$14.2 million for train station upgrades results in safety concerns

TEMP ORARY November 12, 2011 0

Plans to restore the Lancaster Train Station’s former aesthetic glory have been in the works since 1998, but the struggle for funding prevented work from beginning until 2009. Since the announcement of the renovations, the station’s popularity has increased, and citizens of the county are excited to see the final product. Recent revelations brought this excitement to a halt, however.

“The Lancaster Train Station could be a true asset and a valuable tool in the promotion of community and economic development,” states the official position statement from the Board of Directors of the Economic Development Company of Lancaster County. “Instead, the facility has a dreadful appearance, obsolete public facilities and lacks modern enhancements to provide for safe and effective transport of travelers and visitors to Lancaster. The Lancaster community cannot afford to present such a bad impression to the tourists and businesspeople we hope to attract here.”

The station lacks an updated appearance even after the investment of $14.2 million for improvements.

Parties involved in the renovations are being pressed for answers– why are extra parking spaces and a new exterior paint job being made priorities when the dilapidation of the station’s interior is of equal, if not greater concern? A leaking roof and consequently stained and damaged ceiling tiles and walls cause safety concerns, and provide no comfort to patrons.

Carelessness and assumptions are partially to blame. According to the Intelligencer Journal/Lancaster New Era, “Some officials just assumed that a project of this magnitude would include improvements to the interior and never questioned whether they would be done.” Further, an official who wished to remain anonymous stated how the initial public proposals included improvements to the building’s interior, but when the construction contracts were signed, “all mention of interior work [had been] removed from the final documents.”

“My first thought when I entered the station was that it looked sketchy,” first-year Elizabethtown College student and frequent train commuter Robyn Baldwin said.“If I had the option of avoiding the Lancaster Train Station altogether when I’m traveling, I would.”

This is exactly the kind of reaction the renovations were supposed to prevent. The 81-year-old train station is historical, and “has been referred to as a potential ‘jewel’ in our community,” John Reed and Robert Shoemaker, chair and president respectively of Lancaster Alliance said, in a memo to culpable parties. They go on to demand a reevaluation of the project to achieve what they call “100% completion.”

The problem now is where the money for the remainder of the repairs will come from, and how quickly the work can be accomplished. If amendments to the contract with the current contractors are not finalized before December, the project could take another year, estimates Terry Kauffman, president of the Lancaster County Transportation Authority.
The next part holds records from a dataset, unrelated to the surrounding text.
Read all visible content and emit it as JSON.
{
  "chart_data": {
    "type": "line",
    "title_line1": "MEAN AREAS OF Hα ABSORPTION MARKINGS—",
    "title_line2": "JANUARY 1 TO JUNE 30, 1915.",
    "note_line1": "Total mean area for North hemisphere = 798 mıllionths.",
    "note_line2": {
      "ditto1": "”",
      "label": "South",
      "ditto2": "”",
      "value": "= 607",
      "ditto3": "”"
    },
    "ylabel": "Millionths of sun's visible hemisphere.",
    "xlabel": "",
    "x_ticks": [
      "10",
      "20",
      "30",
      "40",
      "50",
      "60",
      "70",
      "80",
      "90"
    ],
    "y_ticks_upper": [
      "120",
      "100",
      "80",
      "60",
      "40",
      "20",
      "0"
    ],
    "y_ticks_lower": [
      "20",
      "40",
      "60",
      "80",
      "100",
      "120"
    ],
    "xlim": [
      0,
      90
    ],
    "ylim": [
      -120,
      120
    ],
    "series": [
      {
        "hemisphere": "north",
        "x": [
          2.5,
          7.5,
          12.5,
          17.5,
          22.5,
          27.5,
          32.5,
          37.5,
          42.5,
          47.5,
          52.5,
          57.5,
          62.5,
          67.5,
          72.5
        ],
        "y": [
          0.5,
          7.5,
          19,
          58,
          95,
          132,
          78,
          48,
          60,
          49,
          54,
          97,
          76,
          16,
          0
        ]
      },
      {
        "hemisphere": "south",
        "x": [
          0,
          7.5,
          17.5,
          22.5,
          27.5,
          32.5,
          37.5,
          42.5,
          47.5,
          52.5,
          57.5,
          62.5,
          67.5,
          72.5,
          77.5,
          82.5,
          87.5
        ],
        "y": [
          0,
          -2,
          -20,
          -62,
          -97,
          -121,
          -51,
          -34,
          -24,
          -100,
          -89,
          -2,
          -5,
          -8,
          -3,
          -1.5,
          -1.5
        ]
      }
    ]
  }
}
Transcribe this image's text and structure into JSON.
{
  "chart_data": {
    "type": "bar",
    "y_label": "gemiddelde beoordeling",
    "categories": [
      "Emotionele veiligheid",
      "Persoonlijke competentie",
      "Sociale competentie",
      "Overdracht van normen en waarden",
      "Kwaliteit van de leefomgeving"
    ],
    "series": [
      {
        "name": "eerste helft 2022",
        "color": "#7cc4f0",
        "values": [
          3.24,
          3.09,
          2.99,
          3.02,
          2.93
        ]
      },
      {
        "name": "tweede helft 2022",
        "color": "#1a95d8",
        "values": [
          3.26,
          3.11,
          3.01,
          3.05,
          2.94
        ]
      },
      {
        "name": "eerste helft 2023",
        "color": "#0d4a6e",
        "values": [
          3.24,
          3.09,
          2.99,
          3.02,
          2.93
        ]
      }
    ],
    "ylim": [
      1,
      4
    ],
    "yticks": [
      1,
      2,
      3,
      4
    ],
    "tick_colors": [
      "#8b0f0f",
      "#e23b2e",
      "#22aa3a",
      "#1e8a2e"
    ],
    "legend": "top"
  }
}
This is not acceptable for the public, who pushed blame onto Amtrak and Pennsylvania Department of Transportation authorities, as well as members of the County Board of Commissioners. PennDOT has already committed to using its own resources to see that the train station is further improved to the public standard. Amtrak is also eager to diffuse the uprising of anger from commuters and citizens of the county who wish their home to be better represented to travelers, but Amtrak has not laid out a plan of action in detail.

The Lancaster Train Station’s recent problems do not end with the disappointing renovations. On Wednesday, Nov. 2, commuters arrived at the station for an early train to find themselves locked outside. No one opened the station that morning. The infuriated customers took matters into their own hands and broke open a padlocked door to gain entry so that they would not miss their train. Amtrak expressed that they were “very sorry” for this inconvenience.

The problems surrounding the Lancaster Train Station’s operation and renovation are numerous and concerning– especially when Elizabethtown residents consider that renovations to their own train station were approved in late October. However, the Elizabethtown renovations are under the control and supervision of the Borough Council, and are being implemented by a different workforce – that of Rogele Inc. of Harrisburg, Pa. Elizabethtown residents so far have no reason to believe that these repairs and changes will be handled irresponsibly, as they were in Lancaster.

Lancaster, however, is still in the midst of turmoil as authority figures attempt to sort out what went wrong, and how they can fix these current issues without asking for more money from taxpayers.